I’ve learned to take my time to process the emotions, the flare-ups, the grief, and everything that comes along with it. Yet what I still always find myself stuck at is: my need for closure. My need for answers. For an explanation that can set my heart at rest, once and for all.
So I’m able to do a little better on accepting my losses – accepting there’s so much hidden kheir behind each of them that I might never get to know of. Yet that still doesn’t stop my mind from wondering; was it something I did, so maybe I’d work on it for the future? Was it something about them, so I can maybe give myself a break and stop replaying those scenes I wish I can undo, over and over? Was it something else entirely, so I can mend the pieces of my wounded ego that regrets having let go of all it’s been keeping so shielded?

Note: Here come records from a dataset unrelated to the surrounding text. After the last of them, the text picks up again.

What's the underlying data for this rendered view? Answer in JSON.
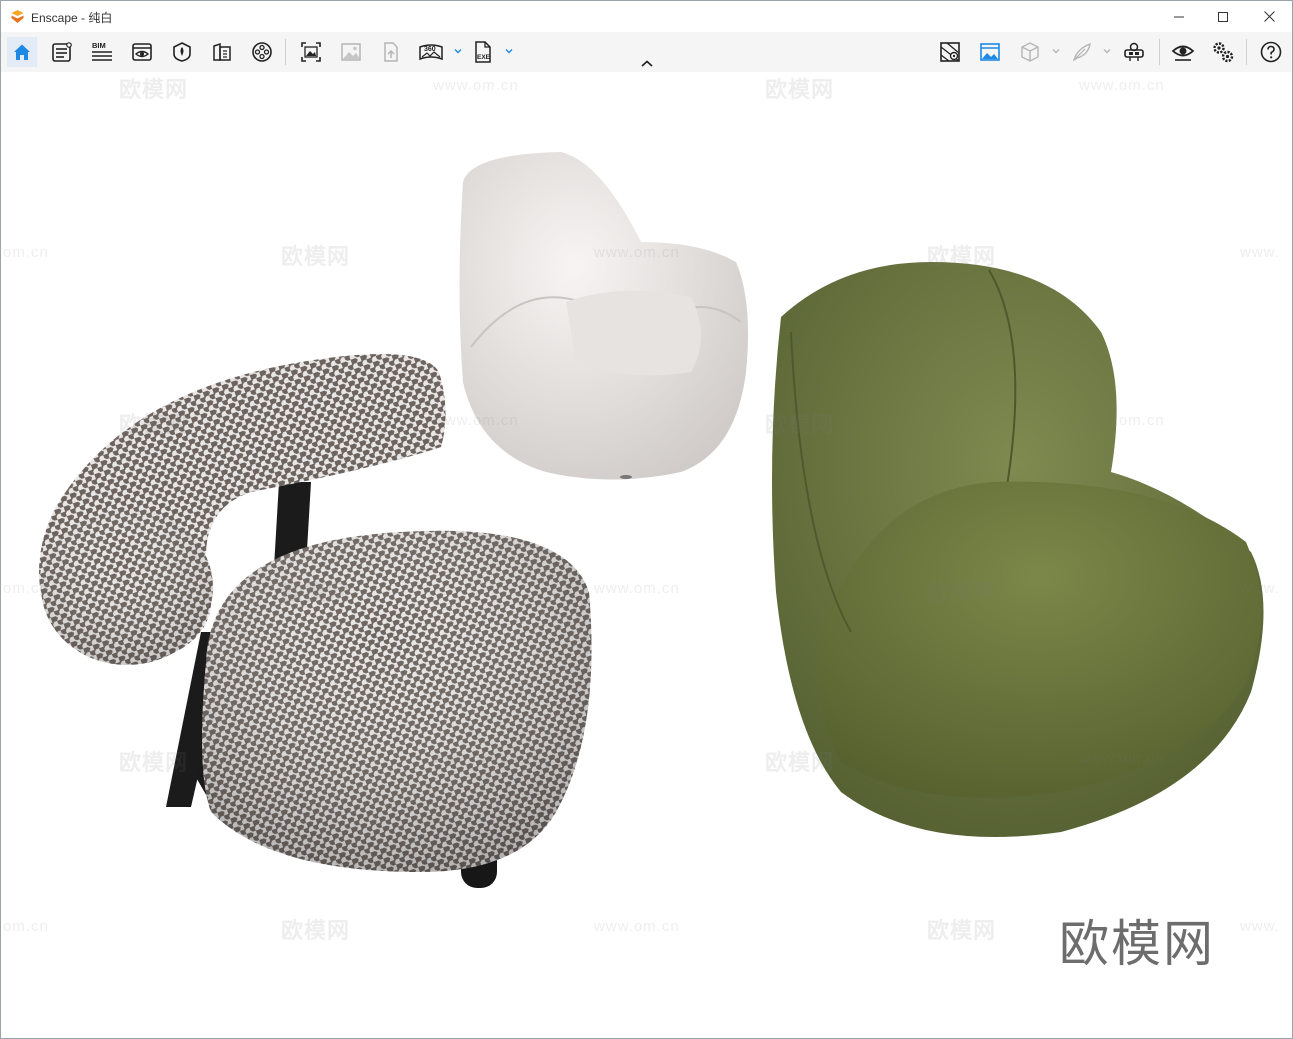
{
  "window": {
    "title": "Enscape - 纯白"
  },
  "toolbar": {
    "left_tools": [
      {
        "name": "home-icon",
        "active": true
      },
      {
        "name": "properties-icon"
      },
      {
        "name": "bim-icon",
        "label": "BIM"
      },
      {
        "name": "view-icon"
      },
      {
        "name": "asset-library-icon"
      },
      {
        "name": "material-editor-icon"
      },
      {
        "name": "video-editor-icon"
      }
    ],
    "capture_tools": [
      {
        "name": "screenshot-icon"
      },
      {
        "name": "batch-render-icon"
      },
      {
        "name": "upload-icon"
      },
      {
        "name": "panorama-360-icon",
        "label": "360"
      },
      {
        "name": "export-exe-icon",
        "label": "EXE"
      }
    ],
    "right_tools": [
      {
        "name": "map-icon"
      },
      {
        "name": "capture-manager-icon"
      },
      {
        "name": "cube-icon"
      },
      {
        "name": "feather-icon"
      },
      {
        "name": "vr-headset-icon"
      },
      {
        "name": "visual-settings-icon"
      },
      {
        "name": "general-settings-icon"
      },
      {
        "name": "help-icon"
      }
    ]
  },
  "viewport": {
    "watermark_text": "欧模网",
    "watermark_url": "www.om.cn",
    "watermark_url_partial": "om.cn",
    "watermark_url_start": "www.",
    "brand_mark": "欧模网",
    "scene": "three lounge chairs: houndstooth armless chair, white tub armchair, olive green fabric chair"
  },
  "colors": {
    "accent": "#1e88e5",
    "houndstooth_light": "#e8e4e4",
    "houndstooth_dark": "#6b625e",
    "white_chair": "#ece9e7",
    "green_chair": "#6b7540"
  }
}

The questions flow, yet the answers never follow. And I feel stuck, waiting for some external force to offer the closure my life depends on. Only that I’ve realized my real closures never come after getting answers.
Sometimes there really is no answer. Those losses can happen for no logical reason.
My sense of closure though, almost always come from within – every time I’m able to let go of the fear that I might never get to re-experience that which I’ve lost. Or let go of the thought that I’ve already poured so much of myself into it to consider starting over. Every time my mind is able to open up to the possibilities, after a long period of not being able to look beyond what’s missing, I realize that my need for answers no longer prevails.
In a way, it is believing in عوض ربنا. But not in the sense of waiting for something to make up for what’s been hurting. It’s more of, internalizing that I deserve to end up at a much better place, and that what I’ve lost was only really part of the plan to get me moving towards it. And so it’s not that I shouldn’t have invested so much in it, for it was meant to take me to new sides of myself anyway. But being so fixated on what I can no longer have, might in fact lead me to miss out on where I’d rather be. Which sounds like a much greater loss, in all honesty.
It’s easier said than done, yet being able to think of this is helping me let go of my obsession with answers. The answers might never come, but I deserve to move forward. Actually, the answers might exist inside me, while I’m so focused on having the universe bring them over to me. The answers won’t necessarily bring me closer to a closure. Otherwise He would’ve made sure I know about them – if that’s what He thought I needed.